Vorbei am wenig spektakulären Jungfernkreuz, einem Stein, an dem angeblich mal ein Mädchen ermordet wurde, steht wenige hundert Meter weiter nun das Abbiegen nach links an und es wird erstmals ein wenig steil. Nun geht´s nach oben, wobei das Ziel relativ schnell erreicht ist: Der Veltenstein mit einer Aussichtsplattform mit weiten Blicken ins Tal.

In der Veitensteinhöhle, die man nach Absprache sogar besichtigen kann, sollen einst Zwerge gelebt haben. Und ein Ritter soll mal mit seinem Pferd vom Felsen abgestürzt sein. Sagenhafte Geschichten! Für die Wanderer besteht nun, wenn sie maximal um die 5 Kilometer im Gesamten laufen wollen, die Möglichkeit eines kurzen, aber teilweise recht steilen Abstiegs nach Lußberg zum Wanderparkplatz.

Man kann aber auch länger, flacher und über Rudendorf zurück laufen.

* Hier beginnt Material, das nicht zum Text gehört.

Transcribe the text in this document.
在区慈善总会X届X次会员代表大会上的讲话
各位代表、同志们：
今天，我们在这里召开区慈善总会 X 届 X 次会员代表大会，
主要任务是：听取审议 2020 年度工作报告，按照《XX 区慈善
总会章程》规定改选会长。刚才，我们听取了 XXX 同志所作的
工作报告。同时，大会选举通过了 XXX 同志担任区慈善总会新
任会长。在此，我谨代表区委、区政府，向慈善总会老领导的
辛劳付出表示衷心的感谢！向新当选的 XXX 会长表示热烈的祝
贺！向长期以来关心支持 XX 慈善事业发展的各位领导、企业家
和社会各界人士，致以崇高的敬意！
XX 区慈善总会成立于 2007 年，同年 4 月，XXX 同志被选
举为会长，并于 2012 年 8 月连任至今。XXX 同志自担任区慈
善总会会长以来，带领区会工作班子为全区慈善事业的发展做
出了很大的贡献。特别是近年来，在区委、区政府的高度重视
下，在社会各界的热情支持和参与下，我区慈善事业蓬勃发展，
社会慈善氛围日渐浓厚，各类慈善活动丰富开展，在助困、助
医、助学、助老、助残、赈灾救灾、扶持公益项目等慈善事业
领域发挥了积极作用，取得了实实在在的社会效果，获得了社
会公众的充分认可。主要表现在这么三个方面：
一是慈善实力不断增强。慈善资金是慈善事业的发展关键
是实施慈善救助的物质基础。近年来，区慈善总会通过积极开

Die Seiten www.hinterindien.de und www.komoot.de haben verschiedene Touren ausführlich beschrieben. Wer danach noch einkehren möchte: In der ein oder anderen Ortschaft rings herum findet man noch ein Wirtshaus. Ab Ebelsbach und im Maintal hat fast ein jedes Dorf noch eine Gaststätte.